In 48% of our women we were unable to reach a diagnosis by ambulatory monitoring. In an earlier study of symptomatic patients van Waalwajk van Doorn et al.3 were able to make a diagnosis in 95% of those who had ambulatory monitoring compared with 68% of those who had conventional monitoring. This improvement may have been due to technical differences as they were able to perform monitoring for a much longer period (mean 5 hours 55 minutes, range 2 hours 30 minutes to 23 hours 42 minutes), or it may reflect a different population (only 13 of their 100 patients were women). They do not discuss how the ambulatory results affected treatment. In a recent study comparing proposed treatment with actual treatment after ambulatory monitoring, approximately 60% of the women received different treatment after ambulatory monitoring13. Swithinbank et al.14 found that treatment was altered by the results of the ambulatory urodynamic studies in 91% of 92 patients. Neither of these studies determined how many patients were improved by the change in treatment.

For some women a normal result of ambulatory urodynamic testing may be reassuring.

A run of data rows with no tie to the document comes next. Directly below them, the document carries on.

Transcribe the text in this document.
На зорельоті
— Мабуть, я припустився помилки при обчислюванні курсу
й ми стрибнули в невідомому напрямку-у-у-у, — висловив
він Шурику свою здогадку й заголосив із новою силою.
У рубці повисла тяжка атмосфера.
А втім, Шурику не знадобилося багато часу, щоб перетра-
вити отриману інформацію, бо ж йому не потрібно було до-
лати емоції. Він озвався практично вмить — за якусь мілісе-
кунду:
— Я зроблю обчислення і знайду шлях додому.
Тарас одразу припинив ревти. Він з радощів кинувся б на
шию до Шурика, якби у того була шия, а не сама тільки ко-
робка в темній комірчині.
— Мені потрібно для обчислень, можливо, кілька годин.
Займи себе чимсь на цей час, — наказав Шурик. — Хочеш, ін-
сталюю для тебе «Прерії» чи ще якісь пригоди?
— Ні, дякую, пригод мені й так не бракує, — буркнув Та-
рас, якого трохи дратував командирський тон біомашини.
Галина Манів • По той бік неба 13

Often it is not so much her current symptoms that are distressing, but she is more concerned about the possibility of deterioration with age15. Research in other fields however has shown that patients are not necessarily reassured by normal test results, even in the absence of symptoms16.

Ambulatory urodynamic testing will undoubtedly play an important part in research, increasing our understanding of normal bladder physiology. However, its clinical role is at present limited and suggestions are premature that it is mandatory in any woman where the diagnosis is unclear. Logical treatment of women with urinary symptoms but no diagnosis on ambulatory monitoring includes the use of diaries and pad tests to confirm incontinence followed by empirical treatment based on her history. A randomised controlled trial of ambulatory monitoring against empirical therapy is required to determine the best treatment for this group of women. As our research has suggested that only 40% of women improve following ambulatory monitoring, a trial with 100 women in each arm would be required to have an 80% chance of detecting a 20% difference between ambulatory monitoring and empirical treatment at the 5% significance level.